Penso che questa facoltà coscientizzata dall'uomo, non sia specifica dell'uomo, ma più genericamente identificabile con l'energia:

il germoglio, disobbedendo alla fisica, vince la forza di gravità, il peso e la compattezza del terreno, aggira l'ostacolo della roccia e cerca la fessura per uscire alla luce del sole per poter attivare il suo laboratorio chimico di fotosintesi per la propria crescita, per contro le sue radici si spingono in direzione opposta e s'incuneano nel terreno ma non a caso. Si dirigono sicure verso gli strati in cui trovano acqua, sali organici e inorganici che servono per lo stesso scopo. I rampicanti che necessitano di un tutore che li regga onde poter raggiungere la luce, si dirigono verso il supporto che serve al loro scopo in qualsiasi parte esso si trovi: a Nord, Sud, Est od Ovest non fa differenza né crea loro difficoltà, ma solo quello cercano e solo verso quello più facilmente raggiungibile si dirigono. (Intelligenza percettivo-orientativa?Chissà!). Il muschio, come una spugna, assorbe, durante la pioggia, quantità d'acqua enormi per restituirle al terreno durante la siccità ed è quell'umidità pressoché costante che serve a mantenerlo in vita nel sottobosco. Così pure i cactus immagazzinano acqua per la propria sopravvivenza e trasformano le foglie in spine per ridurre la superficie di evaporazione nelle zone di prevalente aridità. Per contro, le conifere le trasformano in aghi per aumentare l'eliminazione dell'acqua in eccesso nelle zone di frequenti precipitazioni (Intelligenza percettivo-conservativa?Probabile.)

V'è quindi anche nei vegetali, non solo negli animali, una percezione dell'ambiente circostante, il suo riconoscimento e l'attuazione di una strategia ad hoc per raggiungere l'obiettivo.

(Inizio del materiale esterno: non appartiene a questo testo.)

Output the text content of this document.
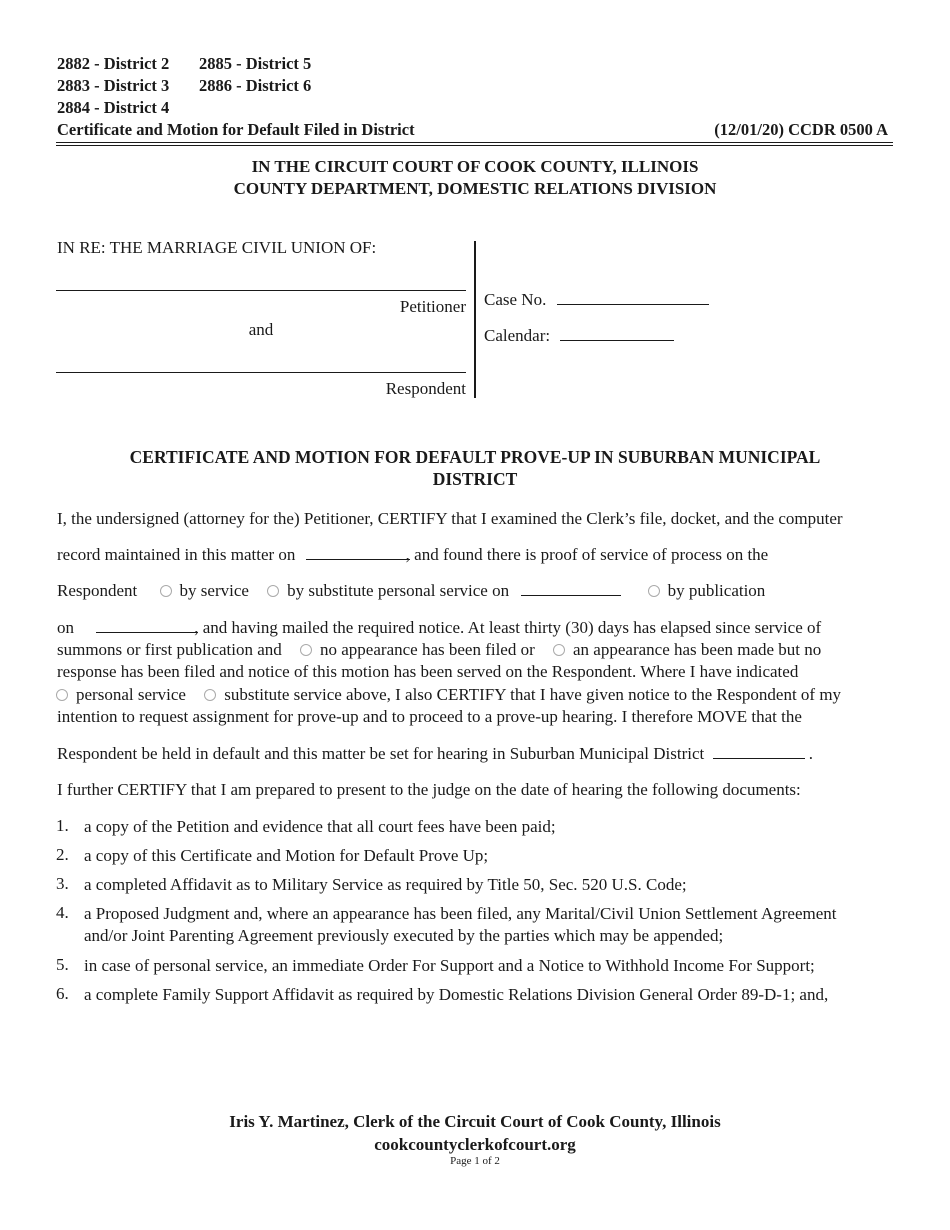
2882 - District 2 2885 - District 5
2883 - District 3 2886 - District 6
2884 - District 4
Certificate and Motion for Default Filed in District	(12/01/20) CCDR 0500 A
IN THE CIRCUIT COURT OF COOK COUNTY, ILLINOIS
COUNTY DEPARTMENT, DOMESTIC RELATIONS DIVISION
IN RE: THE MARRIAGE CIVIL UNION OF:
Petitioner
and
Respondent
Case No.
Calendar:
CERTIFICATE AND MOTION FOR DEFAULT PROVE-UP IN SUBURBAN MUNICIPAL
DISTRICT
I, the undersigned (attorney for the) Petitioner, CERTIFY that I examined the Clerk’s file, docket, and the computer
record maintained in this matter on	, and found there is proof of service of process on the
Respondent by service by substitute personal service on	by publication
on	, and having mailed the required notice. At least thirty (30) days has elapsed since service of
summons or first publication and no appearance has been filed or an appearance has been made but no
response has been filed and notice of this motion has been served on the Respondent. Where I have indicated
personal service substitute service above, I also CERTIFY that I have given notice to the Respondent of my
intention to request assignment for prove-up and to proceed to a prove-up hearing. I therefore MOVE that the
Respondent be held in default and this matter be set for hearing in Suburban Municipal District	.
I further CERTIFY that I am prepared to present to the judge on the date of hearing the following documents:
1. a copy of the Petition and evidence that all court fees have been paid;
2. a copy of this Certificate and Motion for Default Prove Up;
3. a completed Affidavit as to Military Service as required by Title 50, Sec. 520 U.S. Code;
4. a Proposed Judgment and, where an appearance has been filed, any Marital/Civil Union Settlement Agreement
and/or Joint Parenting Agreement previously executed by the parties which may be appended;
5. in case of personal service, an immediate Order For Support and a Notice to Withhold Income For Support;
6. a complete Family Support Affidavit as required by Domestic Relations Division General Order 89-D-1; and,
Iris Y. Martinez, Clerk of the Circuit Court of Cook County, Illinois
cookcountyclerkofcourt.org
Page 1 of 2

Lo stesso principio di adattamento all'ambiente, chiaramente espresso nell'evoluzionismo darwiniano, non reggerebbe se non ancorato a forme primitive di "Intelligenza" che ne sarebbero all'origine e lo guiderebbero. L'ostacolo ambientale così inteso, una volta riconosciuto, diventa stimolo attivo alla ricerca della soluzione per il suo superamento. (Percezione dell'esistenza di un problema, suo riconoscimento, pianificazione di una strategia di soluzione, verifica e correzione attraverso prove ed errori, revisione della strategia, verifica finale del suo successo e sua applicazione definitiva e quindi adattamento; In altre parole la natura applica lo stesso metodo scientifico inventato dall'uomo "o non piuttosto è l'uomo ad averlo copiato dalla natura ?" )

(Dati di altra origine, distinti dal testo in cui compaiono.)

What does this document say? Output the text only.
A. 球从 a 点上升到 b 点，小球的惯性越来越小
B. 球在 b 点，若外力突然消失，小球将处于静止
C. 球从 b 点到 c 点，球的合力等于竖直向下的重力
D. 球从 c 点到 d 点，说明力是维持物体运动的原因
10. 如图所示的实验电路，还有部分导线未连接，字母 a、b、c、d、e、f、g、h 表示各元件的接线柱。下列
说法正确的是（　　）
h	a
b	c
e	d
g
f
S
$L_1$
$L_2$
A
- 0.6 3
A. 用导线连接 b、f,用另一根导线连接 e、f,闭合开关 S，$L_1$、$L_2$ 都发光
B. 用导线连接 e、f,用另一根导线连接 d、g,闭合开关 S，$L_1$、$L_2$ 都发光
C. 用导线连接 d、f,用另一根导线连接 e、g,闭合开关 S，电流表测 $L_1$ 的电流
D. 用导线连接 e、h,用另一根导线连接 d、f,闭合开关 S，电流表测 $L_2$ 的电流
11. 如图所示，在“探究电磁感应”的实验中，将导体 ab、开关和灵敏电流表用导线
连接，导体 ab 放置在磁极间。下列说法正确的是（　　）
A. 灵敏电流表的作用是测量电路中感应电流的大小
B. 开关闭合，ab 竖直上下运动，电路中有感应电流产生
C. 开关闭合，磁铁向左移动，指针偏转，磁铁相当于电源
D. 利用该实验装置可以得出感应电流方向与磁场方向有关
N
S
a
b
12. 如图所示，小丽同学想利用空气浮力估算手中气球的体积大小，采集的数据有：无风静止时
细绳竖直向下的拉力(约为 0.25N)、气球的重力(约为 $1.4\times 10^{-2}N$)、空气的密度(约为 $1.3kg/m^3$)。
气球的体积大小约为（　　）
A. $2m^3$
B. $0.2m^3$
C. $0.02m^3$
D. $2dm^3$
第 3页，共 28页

Quello che distingue l'uomo da tutto il resto non è dovuto alle differenze qualitative e quantitative di intelligenza, ma dalla possibilità di coscientizzare tale facoltà e di porsi di fronte ad essa analiticamente oggettivandola. Processo intellettivo che per questo nell'uomo viene definito razionale, e che invece nell'animale viene riconosciuto come istintuale e nel vegetale come biologico».